If the leaves of a houseplant suddenly turn brown and fall off, it indicates a suboptimal location. Mill basins need an airy and light location. The optimal temperatures are between 20 and 25 degrees Celsius. Too hot a place on the windowsill will cause the leaves to dry out. Due to the dense foliage, the water requirement is very high, especially in summer. You should check the soil moisture daily and water the plant thoroughly. Otherwise there is a risk that only the upper soil layer will be moistened and that the water will not penetrate to the root ball.

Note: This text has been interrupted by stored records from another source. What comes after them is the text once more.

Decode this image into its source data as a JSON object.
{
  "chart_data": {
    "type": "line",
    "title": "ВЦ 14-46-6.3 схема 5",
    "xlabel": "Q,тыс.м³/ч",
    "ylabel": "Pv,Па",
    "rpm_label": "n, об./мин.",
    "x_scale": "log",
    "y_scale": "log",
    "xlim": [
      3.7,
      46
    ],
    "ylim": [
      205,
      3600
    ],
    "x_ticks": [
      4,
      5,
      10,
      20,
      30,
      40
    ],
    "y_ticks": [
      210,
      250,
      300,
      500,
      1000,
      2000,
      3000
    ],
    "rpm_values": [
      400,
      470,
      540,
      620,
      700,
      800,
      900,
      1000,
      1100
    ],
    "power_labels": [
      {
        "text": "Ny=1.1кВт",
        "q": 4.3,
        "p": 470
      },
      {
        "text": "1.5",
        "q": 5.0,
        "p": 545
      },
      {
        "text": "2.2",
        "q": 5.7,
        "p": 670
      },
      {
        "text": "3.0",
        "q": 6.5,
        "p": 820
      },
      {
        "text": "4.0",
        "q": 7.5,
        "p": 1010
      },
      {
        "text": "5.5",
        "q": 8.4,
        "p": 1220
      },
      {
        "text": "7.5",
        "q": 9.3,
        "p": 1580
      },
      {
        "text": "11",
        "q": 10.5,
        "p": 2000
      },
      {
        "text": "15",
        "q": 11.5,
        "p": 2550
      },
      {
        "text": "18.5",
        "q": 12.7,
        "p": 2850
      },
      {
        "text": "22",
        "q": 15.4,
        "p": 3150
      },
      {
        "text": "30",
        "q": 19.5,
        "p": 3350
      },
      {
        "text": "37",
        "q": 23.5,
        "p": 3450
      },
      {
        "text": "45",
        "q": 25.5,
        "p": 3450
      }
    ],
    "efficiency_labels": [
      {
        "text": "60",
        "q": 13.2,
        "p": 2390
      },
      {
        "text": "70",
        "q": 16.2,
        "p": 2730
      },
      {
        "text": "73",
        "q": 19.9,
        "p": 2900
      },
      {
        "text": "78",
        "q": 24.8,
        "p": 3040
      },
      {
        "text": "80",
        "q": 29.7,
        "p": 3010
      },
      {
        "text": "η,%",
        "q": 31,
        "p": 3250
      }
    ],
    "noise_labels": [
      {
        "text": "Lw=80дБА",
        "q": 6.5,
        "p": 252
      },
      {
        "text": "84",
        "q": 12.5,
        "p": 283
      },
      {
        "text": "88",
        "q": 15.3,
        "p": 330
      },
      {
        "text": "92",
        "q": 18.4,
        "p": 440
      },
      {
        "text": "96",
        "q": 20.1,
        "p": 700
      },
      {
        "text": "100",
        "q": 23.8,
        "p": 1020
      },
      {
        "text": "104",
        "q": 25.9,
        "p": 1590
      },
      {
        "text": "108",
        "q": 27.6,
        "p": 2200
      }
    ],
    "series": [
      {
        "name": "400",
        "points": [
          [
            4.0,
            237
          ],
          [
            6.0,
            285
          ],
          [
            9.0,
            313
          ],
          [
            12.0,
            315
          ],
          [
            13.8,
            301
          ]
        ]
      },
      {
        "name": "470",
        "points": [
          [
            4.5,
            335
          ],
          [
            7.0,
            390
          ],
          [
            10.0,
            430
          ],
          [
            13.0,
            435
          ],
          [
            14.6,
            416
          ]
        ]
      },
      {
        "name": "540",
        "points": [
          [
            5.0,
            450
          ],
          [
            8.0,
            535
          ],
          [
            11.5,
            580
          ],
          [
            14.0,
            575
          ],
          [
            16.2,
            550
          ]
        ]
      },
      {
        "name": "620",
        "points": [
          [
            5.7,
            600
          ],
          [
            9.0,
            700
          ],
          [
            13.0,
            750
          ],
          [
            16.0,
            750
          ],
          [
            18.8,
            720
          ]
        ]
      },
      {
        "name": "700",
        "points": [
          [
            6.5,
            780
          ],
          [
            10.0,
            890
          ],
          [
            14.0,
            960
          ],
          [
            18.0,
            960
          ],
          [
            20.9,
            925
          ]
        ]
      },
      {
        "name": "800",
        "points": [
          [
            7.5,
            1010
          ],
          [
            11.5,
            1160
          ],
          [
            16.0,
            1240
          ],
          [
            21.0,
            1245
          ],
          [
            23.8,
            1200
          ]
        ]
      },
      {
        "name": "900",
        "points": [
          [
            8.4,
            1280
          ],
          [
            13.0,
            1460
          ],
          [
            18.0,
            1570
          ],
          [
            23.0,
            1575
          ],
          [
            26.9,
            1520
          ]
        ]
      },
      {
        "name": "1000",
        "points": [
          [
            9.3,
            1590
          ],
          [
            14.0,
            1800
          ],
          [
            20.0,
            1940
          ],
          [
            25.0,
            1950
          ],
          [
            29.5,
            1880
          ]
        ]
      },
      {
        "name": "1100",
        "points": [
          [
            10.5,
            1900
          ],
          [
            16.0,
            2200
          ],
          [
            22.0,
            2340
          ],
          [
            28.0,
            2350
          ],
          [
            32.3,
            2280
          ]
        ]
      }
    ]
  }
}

Temperature and light conditions also play an important role during the winter. If the plant is in a dark place, there will be a lack of light. The plant cannot photosynthesize and sheds its leaves. Relocation to another location is recommended as a first aid measure. Usually the bushes regenerate quickly from the loss of leaves and sprout again.


Wire bushes create a nostalgic charm. Its creeping shoots are dark brown in color and shimmer slightly dark red in the light. The bright green glossy leaves form the ideal contrast to the bark. The shrubs are perfect for planting hanging pots.


  • Autumn magic : Develops large leaves and strong shoots. Grows to 50 centimeters high. Suitable for a sunny location.
  • Maori (R) : Creeping to hanging shoots. Conditionally hardy.
  • Muehlenbeckia axillaris: Flat growing ground cover. Small round leaves that change color in autumn. Grows between five and ten centimeters high. Hardy.
  • Muehlenbeckia complexa: ground cover, suitable as a houseplant. Small leaves on wiry branches. Grows to 15 centimeters high. Not hardy.